Mentre si resta in attesa dei risultati delle attività info-investigative, delle consulenze, dei filmati, delle foto e di tutto il materiale raccolto nel fascicolo, la tesi della procura resta quella che Viviana avrebbe prima ucciso il figlio e poi si sarebbe gettata dal traliccio. Per i consulenti della famiglia sono troppe, però, le cose che non tornano. «Vi sono delle evidenze scientifiche», afferma Lavorino spiegando che «non si è verificato nessun crollo psicotico della donna». Nell’auto era stato trovato il certificato medico che attesta paranoia e crisi mistiche di cui soffriva la donna. Il criminologo, poi, prova a smontare la tesi della procura anche puntando sull’impossibilità di Viviana di arrampicarsi sul traliccio. «La donna avrebbe incontrato moltissime difficoltà per arrampicarsi con le scarpe ginniche (o con una sola scarpa) a suola non prensile su un traliccio di metallo rovente, scivoloso, con rovi spinosi e pungenti. Poi è altamente improbabile e congetturalmente illogico che non ci siano tracce digitali (biologiche e Dna) di Viviana sul traliccio né che la vittima abbia riportato ferite (graffi o escoriazioni) al corpo mentre avrebbe tentato di arrampicarsi».

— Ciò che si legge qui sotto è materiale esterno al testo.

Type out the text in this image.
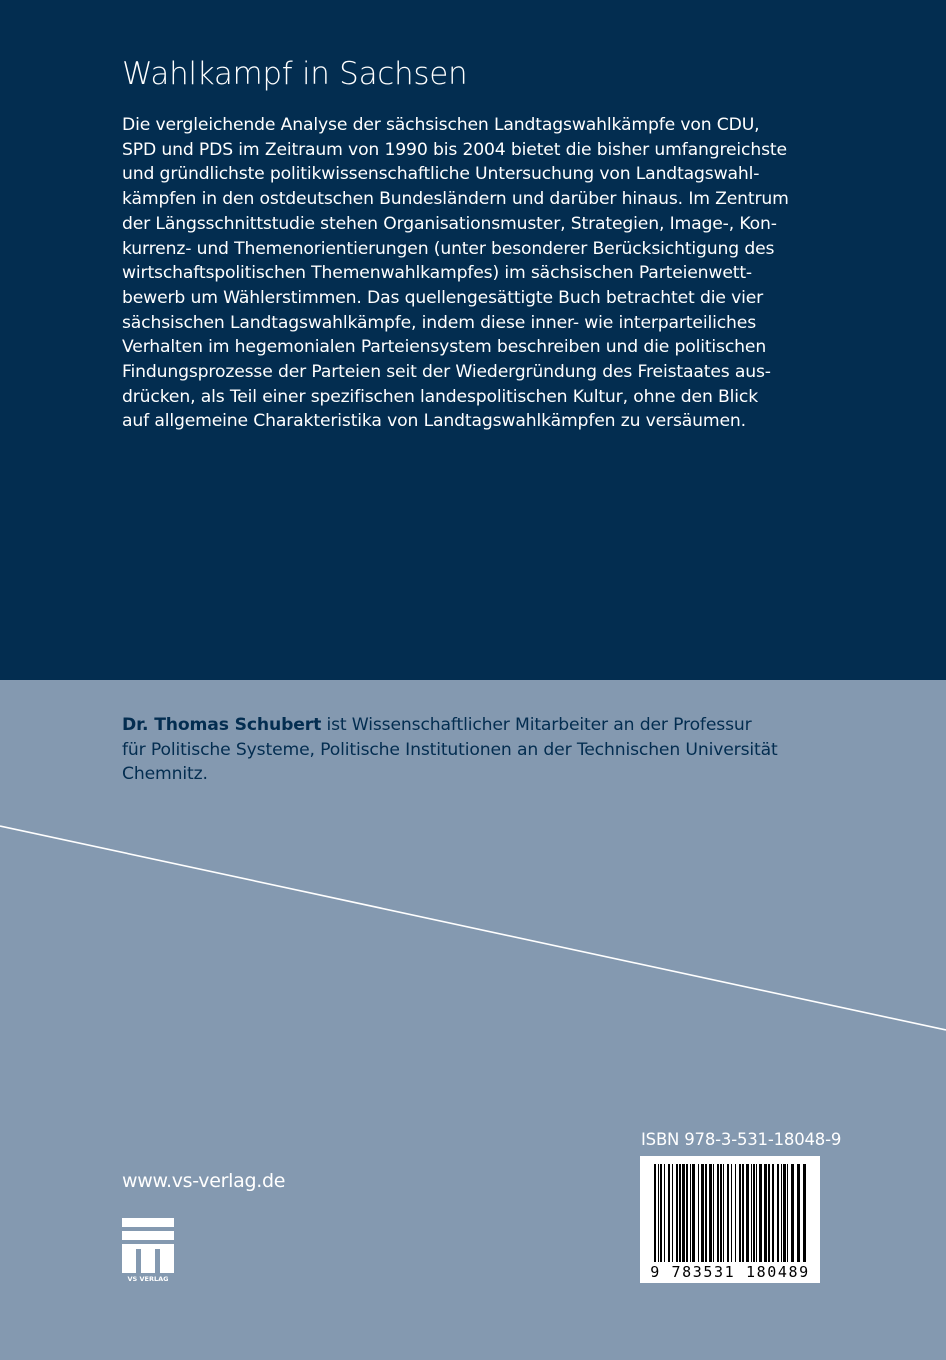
Wahlkampf in Sachsen
Die vergleichende Analyse der sächsischen Landtagswahlkämpfe von CDU,
SPD und PDS im Zeitraum von 1990 bis 2004 bietet die bisher umfangreichste
und gründlichste politikwissenschaftliche Untersuchung von Landtagswahl-
kämpfen in den ostdeutschen Bundesländern und darüber hinaus. Im Zentrum
der Längsschnittstudie stehen Organisationsmuster, Strategien, Image-, Kon-
kurrenz- und Themenorientierungen (unter besonderer Berücksichtigung des
wirtschaftspolitischen Themenwahlkampfes) im sächsischen Parteienwett-
bewerb um Wählerstimmen. Das quellengesättigte Buch betrachtet die vier
sächsischen Landtagswahlkämpfe, indem diese inner- wie interparteiliches
Verhalten im hegemonialen Parteiensystem beschreiben und die politischen
Findungsprozesse der Parteien seit der Wiedergründung des Freistaates aus-
drücken, als Teil einer spezifischen landespolitischen Kultur, ohne den Blick
auf allgemeine Charakteristika von Landtagswahlkämpfen zu versäumen.
Dr. Thomas Schubert ist Wissenschaftlicher Mitarbeiter an der Professur
für Politische Systeme, Politische Institutionen an der Technischen Universität
Chemnitz.
www.vs-verlag.de
VS VERLAG
ISBN 978-3-531-18048-9
9 783531 180489
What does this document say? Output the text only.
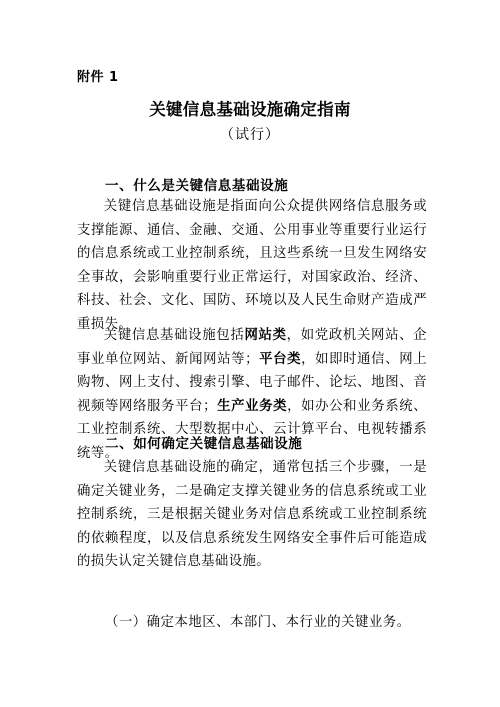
附件 1
关键信息基础设施确定指南
（试行）
一、什么是关键信息基础设施

关键信息基础设施是指面向公众提供网络信息服务或支撑能源、通信、金融、交通、公用事业等重要行业运行的信息系统或工业控制系统，且这些系统一旦发生网络安全事故，会影响重要行业正常运行，对国家政治、经济、科技、社会、文化、国防、环境以及人民生命财产造成严重损失。

关键信息基础设施包括网站类，如党政机关网站、企事业单位网站、新闻网站等；平台类，如即时通信、网上购物、网上支付、搜索引擎、电子邮件、论坛、地图、音视频等网络服务平台；生产业务类，如办公和业务系统、工业控制系统、大型数据中心、云计算平台、电视转播系统等。

二、如何确定关键信息基础设施

关键信息基础设施的确定，通常包括三个步骤，一是确定关键业务，二是确定支撑关键业务的信息系统或工业控制系统，三是根据关键业务对信息系统或工业控制系统的依赖程度，以及信息系统发生网络安全事件后可能造成的损失认定关键信息基础设施。

（一）确定本地区、本部门、本行业的关键业务。
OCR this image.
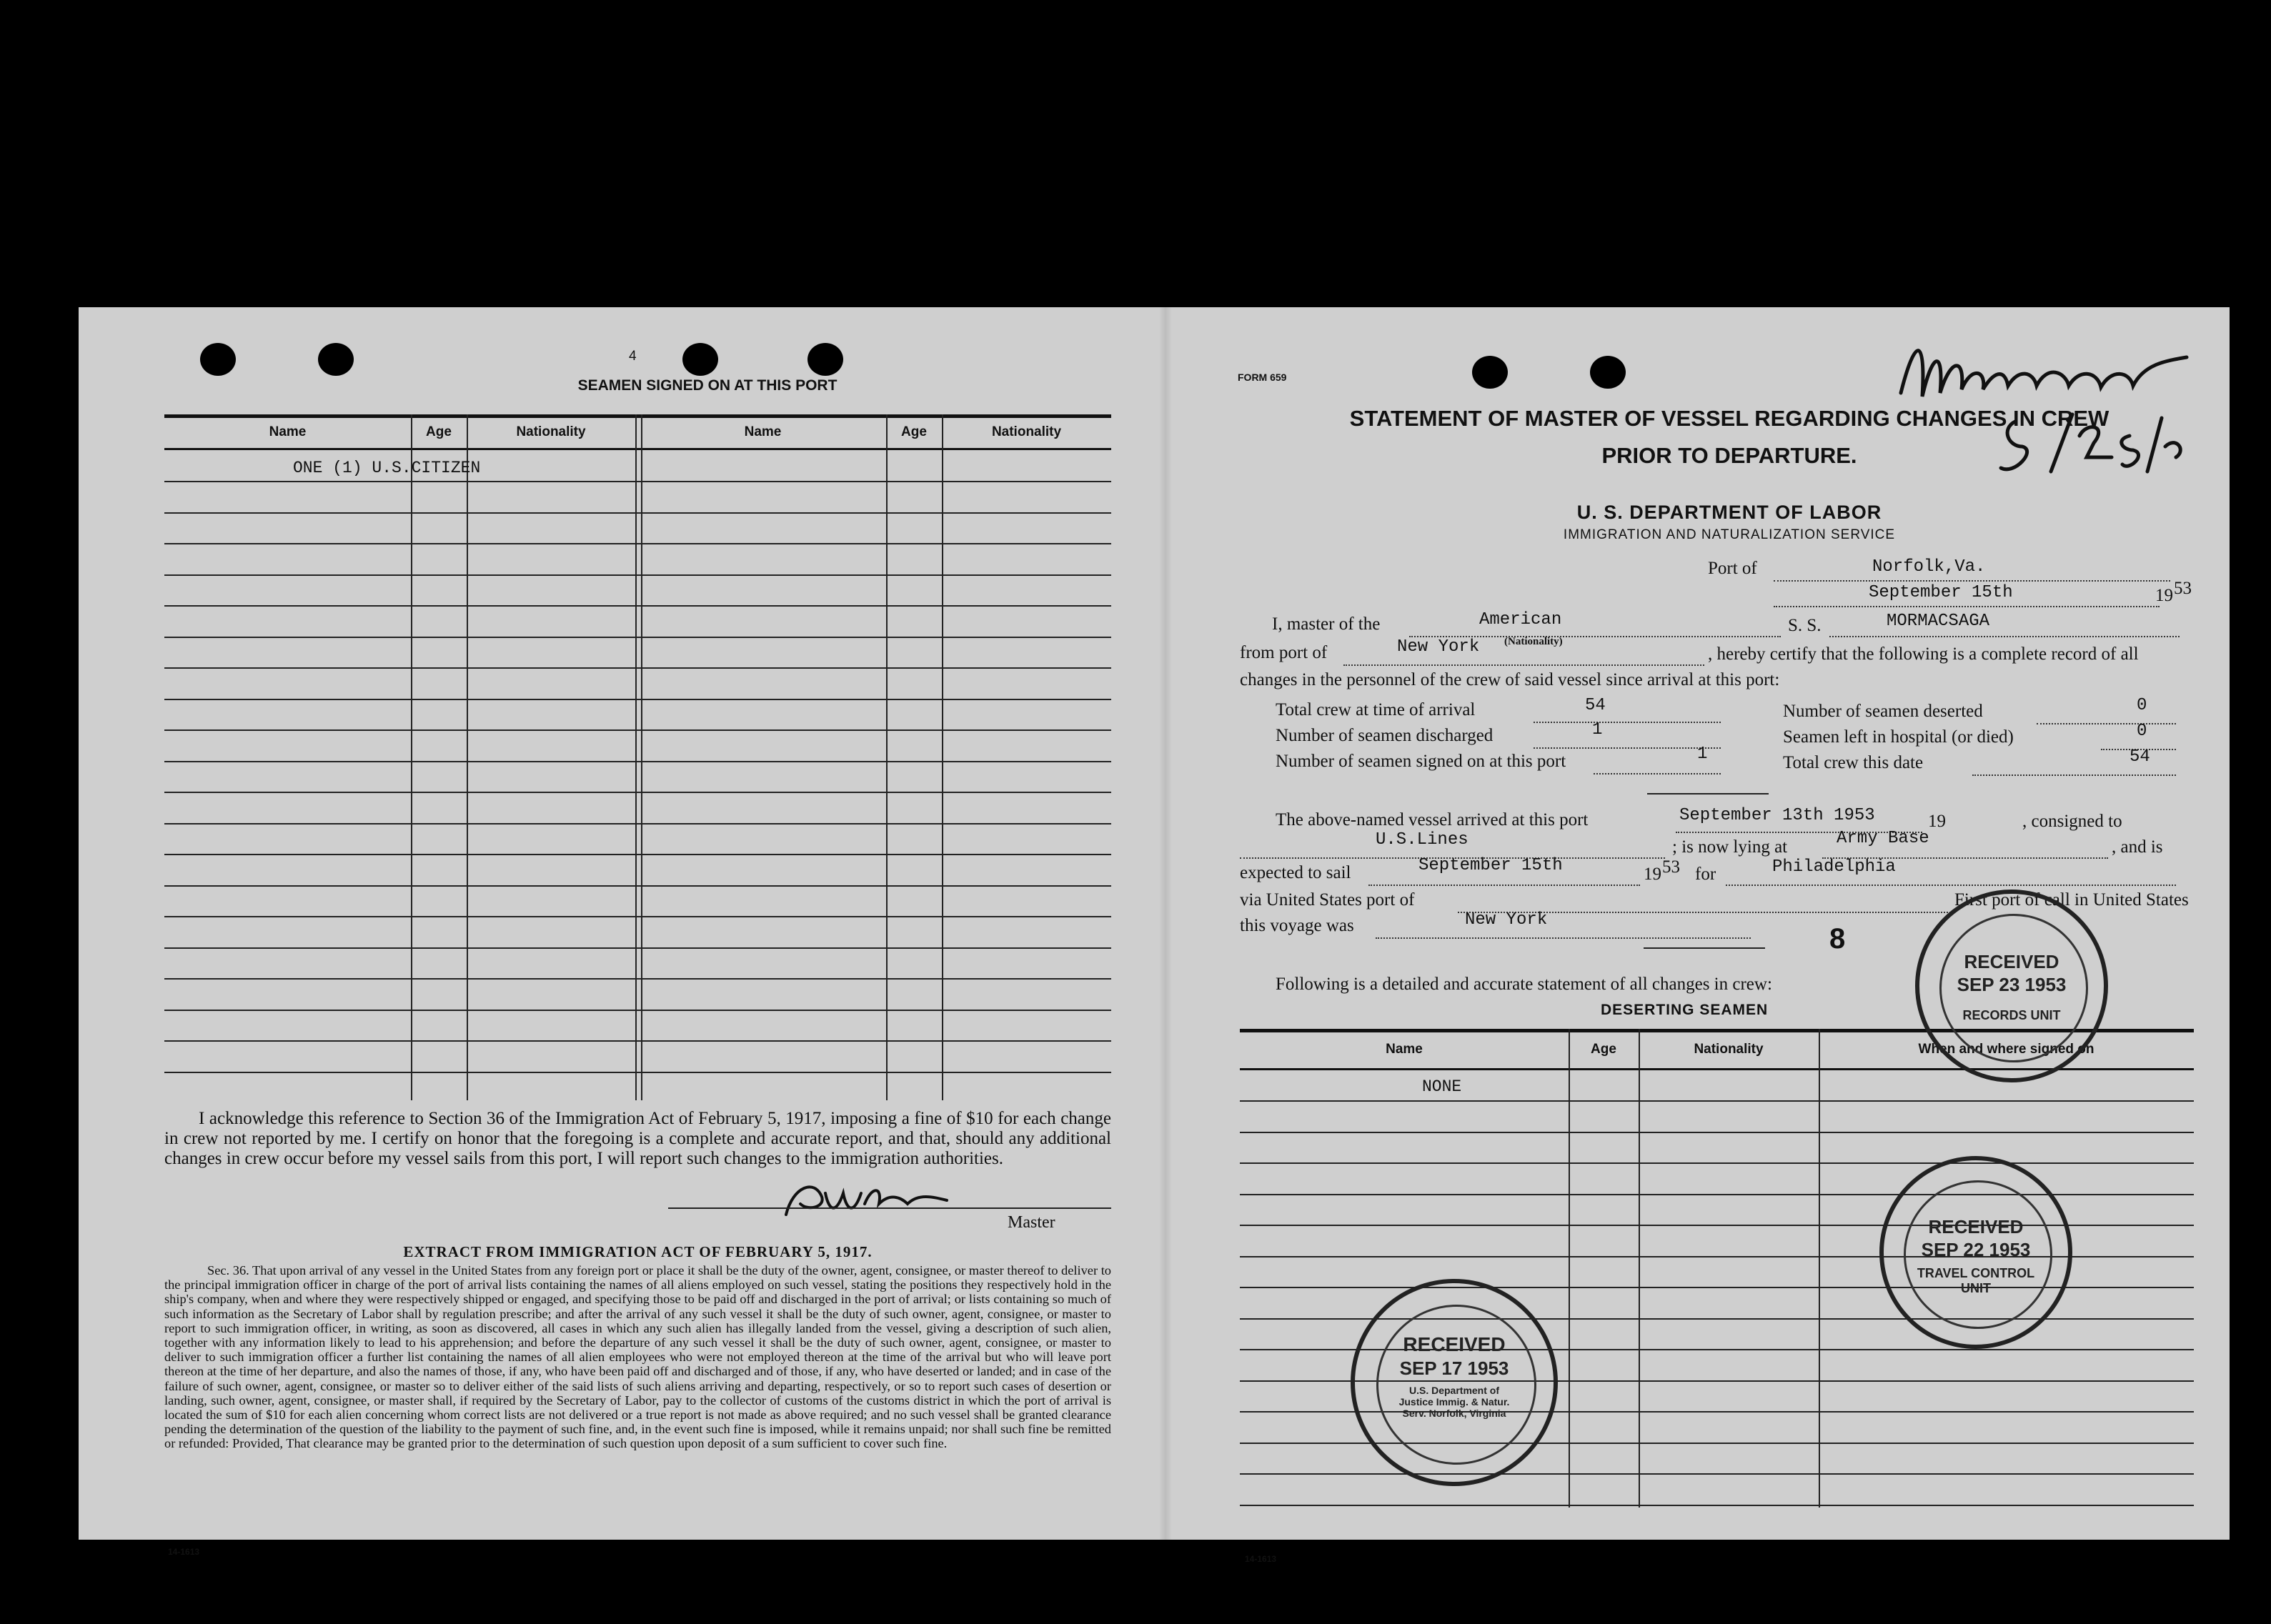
4
SEAMEN SIGNED ON AT THIS PORT
Name	Age	Nationality	Name	Age	Nationality
ONE (1) U.S.CITIZEN
I acknowledge this reference to Section 36 of the Immigration Act of February 5, 1917, imposing a fine of $10 for each change in crew not reported by me. I certify on honor that the foregoing is a complete and accurate report, and that, should any additional changes in crew occur before my vessel sails from this port, I will report such changes to the immigration authorities.
Master
EXTRACT FROM IMMIGRATION ACT OF FEBRUARY 5, 1917.
Sec. 36. That upon arrival of any vessel in the United States from any foreign port or place it shall be the duty of the owner, agent, consignee, or master thereof to deliver to the principal immigration officer in charge of the port of arrival lists containing the names of all aliens employed on such vessel, stating the positions they respectively hold in the ship's company, when and where they were respectively shipped or engaged, and specifying those to be paid off and discharged in the port of arrival; or lists containing so much of such information as the Secretary of Labor shall by regulation prescribe; and after the arrival of any such vessel it shall be the duty of such owner, agent, consignee, or master to report to such immigration officer, in writing, as soon as discovered, all cases in which any such alien has illegally landed from the vessel, giving a description of such alien, together with any information likely to lead to his apprehension; and before the departure of any such vessel it shall be the duty of such owner, agent, consignee, or master to deliver to such immigration officer a further list containing the names of all alien employees who were not employed thereon at the time of the arrival but who will leave port thereon at the time of her departure, and also the names of those, if any, who have been paid off and discharged and of those, if any, who have deserted or landed; and in case of the failure of such owner, agent, consignee, or master so to deliver either of the said lists of such aliens arriving and departing, respectively, or so to report such cases of desertion or landing, such owner, agent, consignee, or master shall, if required by the Secretary of Labor, pay to the collector of customs of the customs district in which the port of arrival is located the sum of $10 for each alien concerning whom correct lists are not delivered or a true report is not made as above required; and no such vessel shall be granted clearance pending the determination of the question of the liability to the payment of such fine, and, in the event such fine is imposed, while it remains unpaid; nor shall such fine be remitted or refunded: Provided, That clearance may be granted prior to the determination of such question upon deposit of a sum sufficient to cover such fine.
14-1613
FORM 659
STATEMENT OF MASTER OF VESSEL REGARDING CHANGES IN CREW
PRIOR TO DEPARTURE.
U. S. DEPARTMENT OF LABOR
IMMIGRATION AND NATURALIZATION SERVICE
Port of	Norfolk,Va.
September 15th	19 53
I, master of the	American	S. S.	MORMACSAGA
from port of	New York (Nationality)
, hereby certify that the following is a complete record of all
changes in the personnel of the crew of said vessel since arrival at this port:
Total crew at time of arrival	54
Number of seamen discharged	1
Number of seamen signed on at this port	1
Number of seamen deserted	0
Seamen left in hospital (or died)	0
Total crew this date	54
The above-named vessel arrived at this port	September 13th 1953	19	, consigned to
U.S.Lines	; is now lying at	Army Base	, and is
expected to sail	September 15th	19 53 for	Philadelphia
via United States port of	First port of call in United States
this voyage was	New York
8
Following is a detailed and accurate statement of all changes in crew:
DESERTING SEAMEN
Name	Age	Nationality	When and where signed on
NONE
14-1613
RECEIVED
SEP 23 1953
RECORDS UNIT
RECEIVED
SEP 22 1953
TRAVEL CONTROL UNIT
RECEIVED
SEP 17 1953
U.S. Department of Justice Immig. & Natur. Serv. Norfolk, Virginia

Secondo l’esperto, Viviana sarebbe stata annegata ed è «morta per asfissia in acqua, all’interno di un invaso nel bosco di Caronia con caratteristiche simili a quelle di un pozzo: una profondità di circa cinque metri con dentro al massimo mezzo metro di acqua». Lo stesso sarebbe accaduto per Gioele. «Purtroppo – aggiunge Lavorino – del bambino abbiamo pochi elementi da analizzare dal momento che è stato assaltato dagli animali selvatici». A sostegno della sua tesi, il criminologo aggiunge che «entrambe le vittime avevano una colorazione rosacea dei denti. Una circostanza che si verifica quando un corpo resta per svariati giorni in acqua». Stando a questa ricostruzione, i due cadaveri sarebbero stati poi spostati nella zona dove sono stati successivamente ritrovati: «È stata messa in essere da parte di una combinazione criminale un’attività di depistaggio e messinscena, tramite una facile traslazione del corpo di Viviana sotto il traliccio con mezzi adeguati e in totale sicurezza da parte di soggetti con profonda conoscenza del territorio, dei sentieri, dell’orografia e degli eventi: soggetti che si muovono con padronanza e certezza dell’impunità».
Intanto, Daniele Mondello ha organizzato a Venetico una fiaccolata per il prossimo 3 agosto: «Non vogliamo che le indagini siano chiuse o i corpi dissequestrati. Sappiamo che quello della verità è un percorso lungo e difficile e siamo disposti ad attendere i tempi della giustizia terrena».